Beberapa hari ini kamu sering datang walau hanya sekedar menyapa lalu pergi tanpa arah. Kamu mau ke mana? Sudahlah duduk manis saja di sini, di pikiranku.
Aku masih ingat senyum khasmu ketika kau singgah semalam. Manis. Semanis martabak cokelat kacang yang waktu itu kau beri untuk ibuku. Oh Tuhan, seandainya ada alat yang bisa mengabadikan senyum manis itu, beri aku satu.
Kata orang, mimpi artinya rindu. Siapa yang rindu? Aku? Atau kamu? Atau kita? Baiklah aku menyerah, aku rindu padamu. Tapi kamu? Entahlah. Hanya kamu yang bisa jawab.
Dinding 'pembatas' ini sudah semakin jauh terbentang. Aku tahu aku terlalu muluk untuk berharap rindu ini disambut. Aku tahu aku terlalu bodoh mengharapkan rindu dari orang yang sudah mempunyai pendamping.
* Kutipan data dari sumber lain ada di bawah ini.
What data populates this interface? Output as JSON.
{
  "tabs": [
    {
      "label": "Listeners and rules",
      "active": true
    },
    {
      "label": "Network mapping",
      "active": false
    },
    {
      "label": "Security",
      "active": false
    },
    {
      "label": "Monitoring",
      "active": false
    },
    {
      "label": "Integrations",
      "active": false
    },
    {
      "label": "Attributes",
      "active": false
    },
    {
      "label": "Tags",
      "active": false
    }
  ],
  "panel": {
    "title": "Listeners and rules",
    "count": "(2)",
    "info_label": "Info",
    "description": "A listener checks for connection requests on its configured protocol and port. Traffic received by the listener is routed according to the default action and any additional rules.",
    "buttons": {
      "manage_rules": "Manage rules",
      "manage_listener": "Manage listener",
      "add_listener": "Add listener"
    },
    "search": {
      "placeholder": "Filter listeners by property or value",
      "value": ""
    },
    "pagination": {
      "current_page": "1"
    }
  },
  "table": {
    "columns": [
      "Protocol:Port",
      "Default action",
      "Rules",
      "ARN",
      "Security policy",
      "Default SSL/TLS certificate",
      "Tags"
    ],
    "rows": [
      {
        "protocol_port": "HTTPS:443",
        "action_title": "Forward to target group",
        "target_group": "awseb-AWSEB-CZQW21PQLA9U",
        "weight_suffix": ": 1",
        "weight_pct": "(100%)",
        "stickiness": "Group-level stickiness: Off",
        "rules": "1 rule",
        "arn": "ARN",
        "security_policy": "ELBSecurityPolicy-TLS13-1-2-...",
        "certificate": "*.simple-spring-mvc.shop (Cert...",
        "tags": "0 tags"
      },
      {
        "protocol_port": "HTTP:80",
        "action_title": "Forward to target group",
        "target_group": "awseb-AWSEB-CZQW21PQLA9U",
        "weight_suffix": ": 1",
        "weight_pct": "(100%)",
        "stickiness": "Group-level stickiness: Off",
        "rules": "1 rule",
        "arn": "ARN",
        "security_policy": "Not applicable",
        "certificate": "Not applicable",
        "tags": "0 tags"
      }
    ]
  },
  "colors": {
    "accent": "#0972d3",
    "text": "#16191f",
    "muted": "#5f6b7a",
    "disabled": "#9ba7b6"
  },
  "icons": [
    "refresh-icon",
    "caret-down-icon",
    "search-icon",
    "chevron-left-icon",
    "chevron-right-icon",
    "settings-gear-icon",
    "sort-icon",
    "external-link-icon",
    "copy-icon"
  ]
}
Tapi kalau hanya rindu dan tidak mengganggu hubunganmu, tidak masalah, bukan?
Ah, lagi lagi aku melantur ketika memikirkanmu. Tuhan, aku rindu padanya. Tapi jika rindu ini salah, tolong hapuslah segera. Dan jika rindu ini tak pantas untuknya, bungkus perasaan ini lalu buang jauh-jauh. Berhentikan pikiran dan hatiku untuk masih memberinya tempat di sini. Tolong, Tuhan, Tolong..
Dan untuk kamu, terima kasih sudah mampir dan menyapaku. (Tolong jangan) datang lagi lain kali, ya.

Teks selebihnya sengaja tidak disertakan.